The economic story line in the weighted blanket’s rise to mass-market popularity is, all told, an unremarkable one, and these small-business owners know it: That a company with ample resources (and savvy branding strategies) might shift profit away from its rivals with less and flood the market with even more competition should surprise nobody.
But the precise moment of the Gravity Blanket’s arrival may have also had something to do with its success. Mike Grillo, the co-founder of the Gravity Blanket, told Time that while he was aware that he didn’t invent the weighted blanket, he credited his product’s success to its look and feel (more luxurious than some of its predecessors, Time explained) and to good timing. “The 2016 election was still fresh in people’s minds,” he told the magazine. People were anxious and looking for relief.
Indeed, it’s not uncommon to attribute the new popularity of weighted blankets to a rise in feelings of stress and worry in the United States. In early 2018, Jia Tolentino wrote in a New Yorker essay titled “The Seductive Confinement of a Weighted Blanket in an Anxious Time” that “it struck me as not coincidental that Gravity’s Kickstarter success arrived deep into a period when many Americans were beginning their e-mails with reflexive, panicked condolences about the news.”
When I spoke to Grillo for this story, he characterized the surging popularity of weighted blankets as just one piece of the recent cultural obsession with sleep and its role in a wholesome, healthy lifestyle. At Futurism, he says, “a lot of the stuff the readers were gravitating toward were like the science of sleep and the science of meditation and mindfulness. So we started thinking of things we could build in that space.”
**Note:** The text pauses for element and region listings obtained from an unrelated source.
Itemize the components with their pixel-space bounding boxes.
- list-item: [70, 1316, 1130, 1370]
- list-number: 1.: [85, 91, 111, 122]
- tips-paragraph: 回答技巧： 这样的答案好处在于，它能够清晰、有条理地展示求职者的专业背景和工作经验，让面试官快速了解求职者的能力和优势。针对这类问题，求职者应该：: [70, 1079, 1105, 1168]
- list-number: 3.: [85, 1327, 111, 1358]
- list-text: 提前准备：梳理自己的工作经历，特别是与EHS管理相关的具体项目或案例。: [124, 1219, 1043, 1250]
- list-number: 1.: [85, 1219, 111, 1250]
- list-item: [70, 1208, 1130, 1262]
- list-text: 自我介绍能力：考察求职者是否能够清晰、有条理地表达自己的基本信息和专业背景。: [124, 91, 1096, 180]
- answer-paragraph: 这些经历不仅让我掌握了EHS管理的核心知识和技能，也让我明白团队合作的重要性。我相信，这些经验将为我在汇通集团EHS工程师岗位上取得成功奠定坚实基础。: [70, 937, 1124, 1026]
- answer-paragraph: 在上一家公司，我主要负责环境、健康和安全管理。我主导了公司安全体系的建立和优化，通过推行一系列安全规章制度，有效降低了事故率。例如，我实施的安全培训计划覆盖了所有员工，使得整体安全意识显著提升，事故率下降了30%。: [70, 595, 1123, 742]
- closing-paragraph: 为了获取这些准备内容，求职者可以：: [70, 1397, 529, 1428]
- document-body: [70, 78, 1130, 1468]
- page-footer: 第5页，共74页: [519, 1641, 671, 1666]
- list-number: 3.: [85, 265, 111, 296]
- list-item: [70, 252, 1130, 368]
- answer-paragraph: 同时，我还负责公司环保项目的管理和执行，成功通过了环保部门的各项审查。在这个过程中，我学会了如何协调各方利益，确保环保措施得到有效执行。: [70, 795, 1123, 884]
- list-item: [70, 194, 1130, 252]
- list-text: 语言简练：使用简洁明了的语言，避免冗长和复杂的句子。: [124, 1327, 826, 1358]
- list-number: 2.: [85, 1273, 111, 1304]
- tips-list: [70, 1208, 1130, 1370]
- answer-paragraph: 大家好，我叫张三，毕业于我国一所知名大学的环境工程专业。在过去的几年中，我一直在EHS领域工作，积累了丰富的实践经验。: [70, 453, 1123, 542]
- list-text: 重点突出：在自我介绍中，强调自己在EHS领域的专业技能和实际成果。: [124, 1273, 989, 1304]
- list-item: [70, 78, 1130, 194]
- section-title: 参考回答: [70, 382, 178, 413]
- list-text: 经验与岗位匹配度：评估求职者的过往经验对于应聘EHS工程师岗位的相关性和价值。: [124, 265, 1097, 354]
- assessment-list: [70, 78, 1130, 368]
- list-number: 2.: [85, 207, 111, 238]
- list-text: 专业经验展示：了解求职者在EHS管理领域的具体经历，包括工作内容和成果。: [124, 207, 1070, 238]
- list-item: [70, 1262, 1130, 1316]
Grillo says he was aware that weighted blankets had been popular tools in populations with specialized needs. If it helps these populations, he figured, maybe it can help the rest of us, too. The research they drew on, he says, “was conducted in these smaller patient populations—kids with autism, adults with PTSD, [people] in psychiatric hospitals going through very acute bouts of anxiety or psychosis.” But while he likes to emphasize that there’s science to support the benefits of weighted blankets, the company also wanted to make a few changes from the existing models (a few of which it bought and tested, and found to be “really dope”) to appeal to a broader customer base: “We don’t want to make it feel too clinical for our customer.”
There are moments, though, when the mass-market weighted blanket seems to emphasize its clinical pedigree. While the most popular way for newer manufacturers to describe the appeal of their product is something along the lines of “It feels like getting a hug,” the more sciencey-sounding benefits are a close second: The Kickstarter campaign for the Reviv Blanket explains to readers that that feeling of being hugged “increases serotonin and melatonin, while decreasing the stress hormone cortisol.” Baloo Living writes on its website that “the deep pressure touch soothes the nervous system, alleviates stress and anxiety, and increases serotonin production.” Other brands, meanwhile, like to claim that their products can flat-out “reduce anxiety,” as the Amazon-selling brand YnM does in a graphic.